Why you might want to send Santa an email instead of using Canada Post
With the Christmas mailing season upon us, Canadians are once again reckoning with the bleak future of traditional mail, and familiar troubles of Canada’s most troubled Crown corporation. After Canada Post’s annual meeting this week revealed it is running an operating loss of something like $5 million a day, the National Post explains where things stand in national mail delivery, and where they might be going.
What is happening now?Rotating strikes continue to disrupt mail service. This week on Thursday, for example, mail was not being processed at five sites in Ontario: Georgetown, Orangeville, Oshawa, Scarborough, and a delivery centre in Etobicoke.
Meanwhile, federal mediators are facilitating negotiations between Canada Post management and its largest union, the Canadian Union of Postal Workers (CUPW). There is no collective agreement between Canada Post and CUPW. The last one expired two years ago, and last year there was a month-long strike during the holiday rush.
So there is a national sense of déjà vu. But now this is happening amid the accelerating collapse of the Crown corporation’s business, and the increasingly panicked political effort to reform it.
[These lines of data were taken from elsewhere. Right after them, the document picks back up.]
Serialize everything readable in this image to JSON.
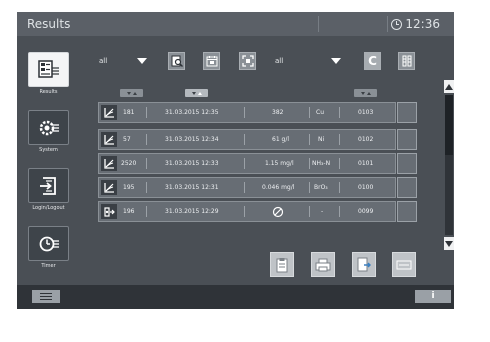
{
  "titlebar": {
    "title": "Results",
    "time": "12:36"
  },
  "sidebar": {
    "items": [
      {
        "label": "Results",
        "icon": "results-list-icon",
        "active": true
      },
      {
        "label": "System",
        "icon": "system-settings-icon",
        "active": false
      },
      {
        "label": "Login/Logout",
        "icon": "login-logout-icon",
        "active": false
      },
      {
        "label": "Timer",
        "icon": "timer-icon",
        "active": false
      }
    ]
  },
  "toolbar": {
    "filter1": "all",
    "filter2": "all",
    "clear_label": "C"
  },
  "results": [
    {
      "icon": "measurement-chart-icon",
      "id": "181",
      "datetime": "31.03.2015 12:35",
      "value": "382",
      "param": "Cu",
      "method": "0103"
    },
    {
      "icon": "measurement-chart-icon",
      "id": "57",
      "datetime": "31.03.2015 12:34",
      "value": "61 g/l",
      "param": "Ni",
      "method": "0102"
    },
    {
      "icon": "measurement-chart-icon",
      "id": "2520",
      "datetime": "31.03.2015 12:33",
      "value": "1.15 mg/l",
      "param": "NH₃-N",
      "method": "0101"
    },
    {
      "icon": "measurement-chart-icon",
      "id": "195",
      "datetime": "31.03.2015 12:31",
      "value": "0.046 mg/l",
      "param": "BrO₃",
      "method": "0100"
    },
    {
      "icon": "reference-measurement-icon",
      "id": "196",
      "datetime": "31.03.2015 12:29",
      "value": "",
      "param": "-",
      "method": "0099"
    }
  ],
  "bottom": {
    "info_label": "i"
  },
  "colors": {
    "screen_bg": "#4a4f55",
    "titlebar_bg": "#5b6067",
    "bottom_bar_bg": "#2f3338"
  }
}
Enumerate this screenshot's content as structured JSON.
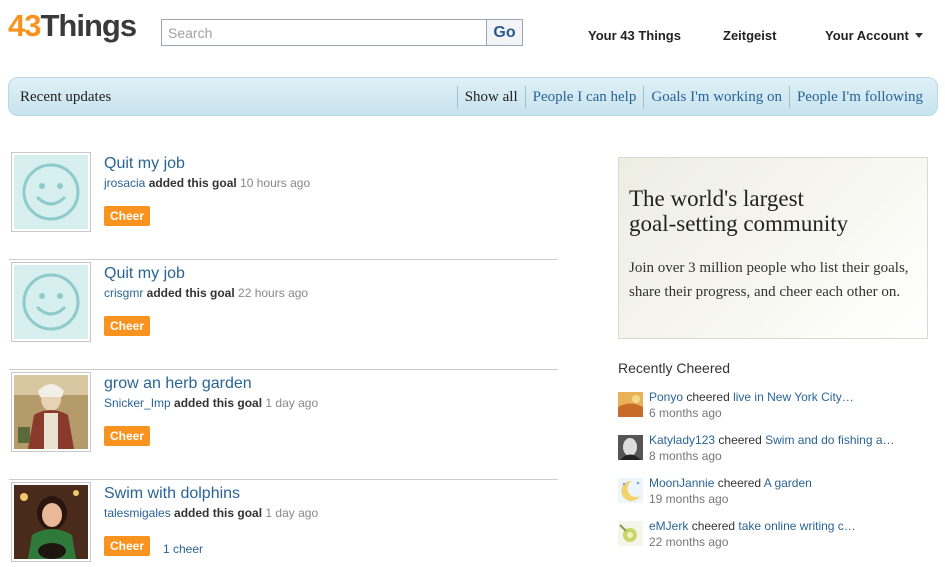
{
  "header": {
    "logo_num": "43",
    "logo_word": "Things",
    "search_placeholder": "Search",
    "search_button": "Go",
    "nav": [
      "Your 43 Things",
      "Zeitgeist",
      "Your Account"
    ]
  },
  "tabbar": {
    "title": "Recent updates",
    "tabs": [
      "Show all",
      "People I can help",
      "Goals I'm working on",
      "People I'm following"
    ],
    "active_tab": "Show all"
  },
  "feed": [
    {
      "title": "Quit my job",
      "user": "jrosacia",
      "action": "added this goal",
      "time": "10 hours ago",
      "cheer_label": "Cheer",
      "cheer_count": "",
      "avatar": "smiley-avatar-icon"
    },
    {
      "title": "Quit my job",
      "user": "crisgmr",
      "action": "added this goal",
      "time": "22 hours ago",
      "cheer_label": "Cheer",
      "cheer_count": "",
      "avatar": "smiley-avatar-icon"
    },
    {
      "title": "grow an herb garden",
      "user": "Snicker_Imp",
      "action": "added this goal",
      "time": "1 day ago",
      "cheer_label": "Cheer",
      "cheer_count": "",
      "avatar": "painting-avatar"
    },
    {
      "title": "Swim with dolphins",
      "user": "talesmigales",
      "action": "added this goal",
      "time": "1 day ago",
      "cheer_label": "Cheer",
      "cheer_count": "1 cheer",
      "avatar": "photo-avatar"
    }
  ],
  "promo": {
    "title_line1": "The world's largest",
    "title_line2": "goal-setting community",
    "body": "Join over 3 million people who list their goals, share their progress, and cheer each other on."
  },
  "recently_cheered": {
    "heading": "Recently Cheered",
    "items": [
      {
        "user": "Ponyo",
        "verb": "cheered",
        "goal": "live in New York City…",
        "time": "6 months ago"
      },
      {
        "user": "Katylady123",
        "verb": "cheered",
        "goal": "Swim and do fishing a…",
        "time": "8 months ago"
      },
      {
        "user": "MoonJannie",
        "verb": "cheered",
        "goal": "A garden",
        "time": "19 months ago"
      },
      {
        "user": "eMJerk",
        "verb": "cheered",
        "goal": "take online writing c…",
        "time": "22 months ago"
      }
    ]
  },
  "colors": {
    "accent_orange": "#f7931e",
    "link_blue": "#2a6496",
    "tabbar_bg": "#d4eaf2"
  }
}
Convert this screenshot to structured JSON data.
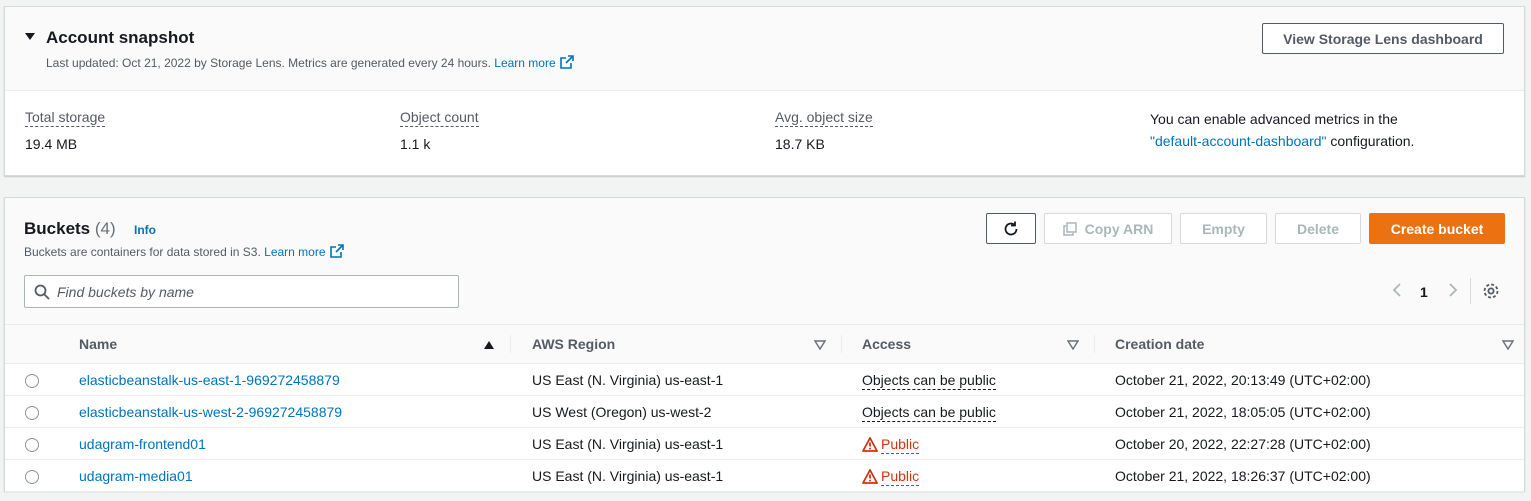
{
  "snapshot": {
    "title": "Account snapshot",
    "last_updated": "Last updated: Oct 21, 2022 by Storage Lens. Metrics are generated every 24 hours.",
    "learn_more": "Learn more",
    "view_dashboard": "View Storage Lens dashboard",
    "metrics": [
      {
        "label": "Total storage",
        "value": "19.4 MB"
      },
      {
        "label": "Object count",
        "value": "1.1 k"
      },
      {
        "label": "Avg. object size",
        "value": "18.7 KB"
      }
    ],
    "advanced_prefix": "You can enable advanced metrics in the",
    "advanced_link": "\"default-account-dashboard\"",
    "advanced_suffix": "configuration."
  },
  "buckets": {
    "title": "Buckets",
    "count": "(4)",
    "info": "Info",
    "subtitle": "Buckets are containers for data stored in S3.",
    "learn_more": "Learn more",
    "buttons": {
      "copy_arn": "Copy ARN",
      "empty": "Empty",
      "delete": "Delete",
      "create": "Create bucket"
    },
    "search_placeholder": "Find buckets by name",
    "page": "1",
    "columns": [
      "Name",
      "AWS Region",
      "Access",
      "Creation date"
    ],
    "rows": [
      {
        "name": "elasticbeanstalk-us-east-1-969272458879",
        "region": "US East (N. Virginia) us-east-1",
        "access": "Objects can be public",
        "access_type": "objects",
        "created": "October 21, 2022, 20:13:49 (UTC+02:00)"
      },
      {
        "name": "elasticbeanstalk-us-west-2-969272458879",
        "region": "US West (Oregon) us-west-2",
        "access": "Objects can be public",
        "access_type": "objects",
        "created": "October 21, 2022, 18:05:05 (UTC+02:00)"
      },
      {
        "name": "udagram-frontend01",
        "region": "US East (N. Virginia) us-east-1",
        "access": "Public",
        "access_type": "public",
        "created": "October 20, 2022, 22:27:28 (UTC+02:00)"
      },
      {
        "name": "udagram-media01",
        "region": "US East (N. Virginia) us-east-1",
        "access": "Public",
        "access_type": "public",
        "created": "October 21, 2022, 18:26:37 (UTC+02:00)"
      }
    ]
  },
  "colors": {
    "link": "#0073bb",
    "primary": "#ec7211",
    "warning": "#d13212"
  }
}
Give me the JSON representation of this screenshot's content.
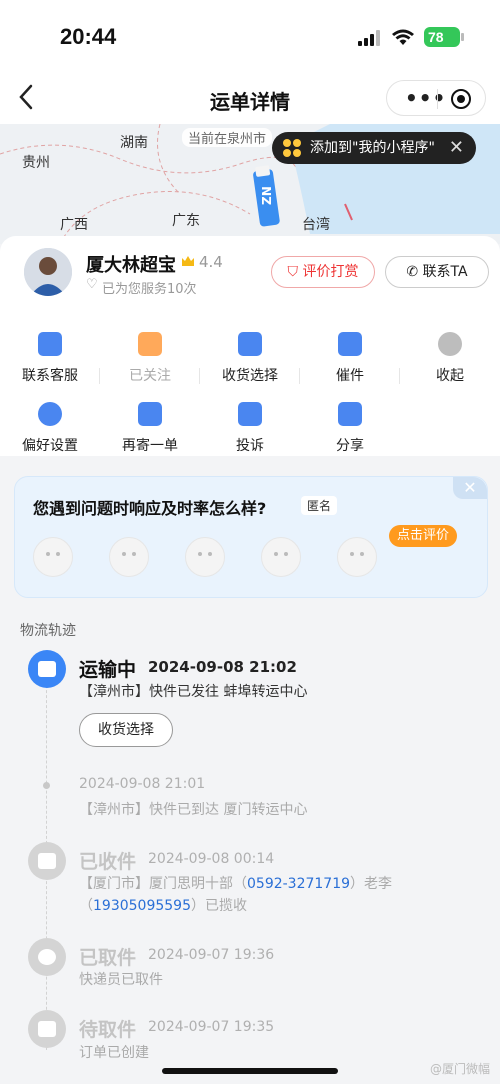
{
  "status_bar": {
    "time": "20:44",
    "battery": "78"
  },
  "nav": {
    "title": "运单详情"
  },
  "map": {
    "current_location": "当前在泉州市",
    "labels": [
      "湖南",
      "贵州",
      "广西",
      "广东",
      "台湾"
    ],
    "popup_text": "添加到\"我的小程序\""
  },
  "courier": {
    "name": "厦大林超宝",
    "rating": "4.4",
    "served": "已为您服务10次",
    "rate_button": "评价打赏",
    "contact_button": "联系TA"
  },
  "actions": [
    {
      "label": "联系客服",
      "icon": "chat-icon"
    },
    {
      "label": "已关注",
      "icon": "heart-check-icon"
    },
    {
      "label": "收货选择",
      "icon": "checkbox-icon"
    },
    {
      "label": "催件",
      "icon": "megaphone-icon"
    },
    {
      "label": "收起",
      "icon": "collapse-icon"
    },
    {
      "label": "偏好设置",
      "icon": "settings-icon"
    },
    {
      "label": "再寄一单",
      "icon": "package-icon"
    },
    {
      "label": "投诉",
      "icon": "complaint-icon"
    },
    {
      "label": "分享",
      "icon": "share-icon"
    }
  ],
  "feedback": {
    "question": "您遇到问题时响应及时率怎么样?",
    "anon": "匿名",
    "cta": "点击评价"
  },
  "section_title": "物流轨迹",
  "tracking": [
    {
      "status": "运输中",
      "time": "2024-09-08 21:02",
      "desc": "【漳州市】快件已发往 蚌埠转运中心"
    },
    {
      "status": "",
      "time": "2024-09-08 21:01",
      "desc": "【漳州市】快件已到达 厦门转运中心"
    },
    {
      "status": "已收件",
      "time": "2024-09-08 00:14",
      "desc_prefix": "【厦门市】厦门思明十部（",
      "phone1": "0592-3271719",
      "desc_mid": "）老李（",
      "phone2": "19305095595",
      "desc_suffix": "）已揽收"
    },
    {
      "status": "已取件",
      "time": "2024-09-07 19:36",
      "desc": "快递员已取件"
    },
    {
      "status": "待取件",
      "time": "2024-09-07 19:35",
      "desc": "订单已创建"
    }
  ],
  "receive_button": "收货选择",
  "watermark": "@厦门微幅"
}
These reforms are supervised by MP Joël Lightbound, the federal minister of government transformation, public works and procurement. In September, he announced the reforms will include more community mailboxes, closures of rural post offices, and reductions in letter delivery standards to allow more ground transport instead of air. He gave Canada Post 45 days to make a plan.
But that is easier said than done. Fearing layoffs, and claiming community mailboxes are inaccessible to many people and magnets for vandalism and theft, CUPW launched a strike, stopping mail across the country. In mid-October, the union switched to the rotating strikes that maintain service in most places.
On Nov. 9, Canada Post privately submitted a modernization plan to Ottawa, and said it remains confident it can reach a deal with its workers. Layoffs of managerial staff were announced in October. Those are in addition to executive layoffs announced earlier this year, along with a $1-billion loan from the federal government.
Is there any hope for a return to normal?The budget numbers are really bad. At the annual public meeting on Tuesday, Canada Post chief financial officer Rindala El-Hage said the company is “effectively insolvent,” and has racked up a billion dollars in operational losses this year. An operational loss is money spent to maintain core services without corresponding revenue from those services.
The market share situation is also terrible. Canada Post once dominated the parcel delivery market, but has lost almost all that advantage to private competitors. The ad mail market is small but remains favourable, and letter delivery is in steep decline with no signs of ever coming back.
Canada Post CEO Doug Ettinger said at the annual meeting that the corporation intends to reduce staffing levels through attrition, with 16,000 employees expected to retire or leave in the next five years. Canada Post currently employs about 62,000 people.
What could happen?For international comparison of drastic solutions, Canadians often look to the Royal Mail in Britain, where the publicly traded national postal service was spun out from a state-owned one. There is a similar model in the Netherlands. But those are smallish countries and their populations are more dense. Canada is geographically vast, like the United States, where the U.S. Postal Service has been in similar financial troubles and is now pursuing both administrative and legislative reform. So for now, the Canadian goal is to repair rather than replace.
What does this uncertainty do to retail businesses?The uncertainty causes havoc with delivery plans. A wider strike would be disastrous. Bigger chains are often able to adapt, but smaller companies are often unable to pay the higher prices for private couriers like UPS or Purolator. The uncertainty also comes at the highest volume shopping season of the year, with Black Friday, Cyber Monday and Boxing Day sales all within a month.
What about letters to Santa?Even with labour unrest, it’s usually best to keep faith in the big man. Canada Post advises that you should send your Santa letter no later than Dec. 8 to “Santa Claus, North Pole, H0H 0H0, Canada.” They do not guarantee delivery dates for the reply, but “Santa does respond to all letters he receives,” Canada Post says. They also offer online templates for the letters, for younger and older children.